The Hidden Convex Optimization Landscape of Deep Neural Networks – Mert Pilanci
Abstract. Since deep neural network training problems are inherently non-convex, their recent dramatic success largely relies on non-convex optimization heuristics and experimental findings. Despite significant advancements, the non-convex nature of neural network training poses two central challenges: first, understanding the underlying mechanisms that contribute to model performance, and second, achieving efficient training with low computational cost and energy consumption. The performance of non-convex models is notably influenced by the selection of optimization methods and hyperparameters, including initialization, mini-batching, and step sizes. Conversely, convex optimization problems are characterized by their robustness to these choices, allowing for the efficient and consistent achievement of globally optimal solutions, irrespective of optimization parameters.
In this talk, we explore a novel perspective by examining multilayer neural networks equipped with ReLU activation functions through the framework of convex optimization. We introduce exact convex optimization formulations of ReLU network training problems. We show that two-layer ReLU networks can be globally trained via convex programs with the number of variables polynomial in the number of training samples, feature dimension, and the number of hidden neurons. We show that our analysis extends to deeper networks and that these convex programs possess an intuitive geometric interpretation. Our results provide an equivalent characterization of neural networks as convex models where a mixture of locally linear models are fitted to the data with sparsity inducing convex regularization. Moreover, we show that standard convolutional neural networks can be globally optimized in fully polynomial time. We discuss extensions to batch normalization, generative adversarial networks and transformers. Finally, we present numerical simulations verifying our claims and illustrating that the proposed convex approach is faster and more reliable than standard local search heuristics such as SGD and variants.

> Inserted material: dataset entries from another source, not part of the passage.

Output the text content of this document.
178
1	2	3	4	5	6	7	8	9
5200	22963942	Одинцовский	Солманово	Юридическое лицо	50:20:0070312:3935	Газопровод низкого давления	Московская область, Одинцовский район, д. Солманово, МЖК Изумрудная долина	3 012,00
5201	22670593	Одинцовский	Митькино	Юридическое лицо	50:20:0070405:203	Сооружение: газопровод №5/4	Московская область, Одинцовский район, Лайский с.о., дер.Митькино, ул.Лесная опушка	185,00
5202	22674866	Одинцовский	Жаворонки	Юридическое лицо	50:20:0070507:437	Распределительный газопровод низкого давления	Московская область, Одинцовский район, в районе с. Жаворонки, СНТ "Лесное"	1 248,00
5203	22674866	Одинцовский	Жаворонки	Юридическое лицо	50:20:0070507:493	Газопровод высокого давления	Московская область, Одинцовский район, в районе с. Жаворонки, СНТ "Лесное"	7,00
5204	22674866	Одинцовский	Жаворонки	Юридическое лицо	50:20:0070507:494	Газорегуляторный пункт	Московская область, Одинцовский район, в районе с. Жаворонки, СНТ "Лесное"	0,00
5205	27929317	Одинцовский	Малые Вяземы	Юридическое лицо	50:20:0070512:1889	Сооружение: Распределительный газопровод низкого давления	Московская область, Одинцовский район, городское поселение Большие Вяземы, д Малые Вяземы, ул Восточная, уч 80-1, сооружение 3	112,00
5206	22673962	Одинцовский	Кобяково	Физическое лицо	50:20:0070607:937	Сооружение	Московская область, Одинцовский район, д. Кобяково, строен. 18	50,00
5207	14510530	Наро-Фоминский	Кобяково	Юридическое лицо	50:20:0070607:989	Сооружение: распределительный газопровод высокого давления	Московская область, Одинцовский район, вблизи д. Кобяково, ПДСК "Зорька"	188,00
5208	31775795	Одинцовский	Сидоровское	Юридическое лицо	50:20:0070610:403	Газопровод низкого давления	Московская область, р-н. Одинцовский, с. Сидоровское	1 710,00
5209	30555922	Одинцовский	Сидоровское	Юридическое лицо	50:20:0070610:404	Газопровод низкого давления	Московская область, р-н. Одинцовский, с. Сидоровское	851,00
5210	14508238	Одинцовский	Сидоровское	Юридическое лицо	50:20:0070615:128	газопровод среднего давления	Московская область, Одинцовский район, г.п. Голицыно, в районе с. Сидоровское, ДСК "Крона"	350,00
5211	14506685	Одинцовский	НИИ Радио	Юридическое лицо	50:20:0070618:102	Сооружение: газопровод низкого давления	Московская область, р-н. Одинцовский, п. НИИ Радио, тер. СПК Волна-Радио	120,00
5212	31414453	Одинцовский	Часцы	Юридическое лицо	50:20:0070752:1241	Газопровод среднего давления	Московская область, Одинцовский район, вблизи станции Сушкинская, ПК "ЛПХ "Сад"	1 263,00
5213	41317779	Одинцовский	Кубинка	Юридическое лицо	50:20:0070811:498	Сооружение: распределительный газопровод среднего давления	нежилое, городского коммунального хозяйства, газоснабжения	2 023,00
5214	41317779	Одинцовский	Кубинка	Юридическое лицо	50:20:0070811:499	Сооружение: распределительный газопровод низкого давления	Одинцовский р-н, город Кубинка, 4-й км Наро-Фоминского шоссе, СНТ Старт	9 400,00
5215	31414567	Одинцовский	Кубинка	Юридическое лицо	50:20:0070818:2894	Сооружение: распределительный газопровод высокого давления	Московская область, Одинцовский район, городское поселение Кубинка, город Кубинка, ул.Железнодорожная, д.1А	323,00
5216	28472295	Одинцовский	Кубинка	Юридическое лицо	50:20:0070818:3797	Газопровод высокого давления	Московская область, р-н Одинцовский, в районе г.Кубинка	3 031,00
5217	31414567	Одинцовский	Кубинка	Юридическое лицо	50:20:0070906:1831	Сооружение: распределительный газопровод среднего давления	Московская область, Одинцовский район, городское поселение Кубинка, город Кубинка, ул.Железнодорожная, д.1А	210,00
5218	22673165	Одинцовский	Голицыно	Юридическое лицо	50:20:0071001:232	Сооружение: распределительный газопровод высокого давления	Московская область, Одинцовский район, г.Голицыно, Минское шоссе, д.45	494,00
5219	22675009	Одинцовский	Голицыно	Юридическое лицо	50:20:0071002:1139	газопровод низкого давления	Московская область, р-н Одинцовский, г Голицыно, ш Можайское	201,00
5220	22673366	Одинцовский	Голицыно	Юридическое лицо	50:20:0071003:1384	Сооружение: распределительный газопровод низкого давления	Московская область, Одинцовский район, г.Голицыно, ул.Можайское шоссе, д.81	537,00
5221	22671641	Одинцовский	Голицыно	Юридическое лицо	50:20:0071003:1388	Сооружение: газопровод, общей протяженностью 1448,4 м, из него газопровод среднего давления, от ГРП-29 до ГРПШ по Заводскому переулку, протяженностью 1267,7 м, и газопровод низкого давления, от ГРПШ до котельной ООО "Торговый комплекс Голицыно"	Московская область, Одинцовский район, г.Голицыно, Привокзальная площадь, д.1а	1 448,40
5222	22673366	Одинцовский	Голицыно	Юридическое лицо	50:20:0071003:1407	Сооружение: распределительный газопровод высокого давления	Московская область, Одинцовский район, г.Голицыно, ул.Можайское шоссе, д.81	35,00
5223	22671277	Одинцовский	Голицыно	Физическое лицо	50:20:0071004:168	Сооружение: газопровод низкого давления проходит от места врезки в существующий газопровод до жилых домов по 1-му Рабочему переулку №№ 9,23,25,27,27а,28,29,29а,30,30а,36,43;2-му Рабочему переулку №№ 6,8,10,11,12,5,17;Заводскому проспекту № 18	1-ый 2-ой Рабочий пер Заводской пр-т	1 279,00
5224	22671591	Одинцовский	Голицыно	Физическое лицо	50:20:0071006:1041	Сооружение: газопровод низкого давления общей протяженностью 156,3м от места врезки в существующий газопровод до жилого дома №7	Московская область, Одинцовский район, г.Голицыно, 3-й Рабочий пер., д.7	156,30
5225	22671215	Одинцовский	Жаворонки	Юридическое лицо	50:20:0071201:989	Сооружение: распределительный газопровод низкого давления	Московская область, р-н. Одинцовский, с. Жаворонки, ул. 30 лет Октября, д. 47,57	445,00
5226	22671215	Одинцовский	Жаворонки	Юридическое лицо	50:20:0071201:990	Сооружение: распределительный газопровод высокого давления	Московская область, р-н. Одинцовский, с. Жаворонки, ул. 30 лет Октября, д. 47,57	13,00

Bio. Mert Pilanci is an assistant professor of Electrical Engineering at Stanford University. He received his Ph.D. in Electrical Engineering and Computer Science from UC Berkeley in 2016. Prior to joining Stanford, he was an assistant professor of Electrical Engineering and Computer Science at the University of Michigan. In 2017, he was a Math+X postdoctoral fellow working with Emmanuel Candès at Stanford University. Mert’s research interests are in neural networks, machine learning, optimization, and signal processing. His group develops theory and algorithms for solving large scale optimization problems in machine learning. His research also seeks to develop safe and interpretable artificial intelligence and information theoretic foundations of distributed computing.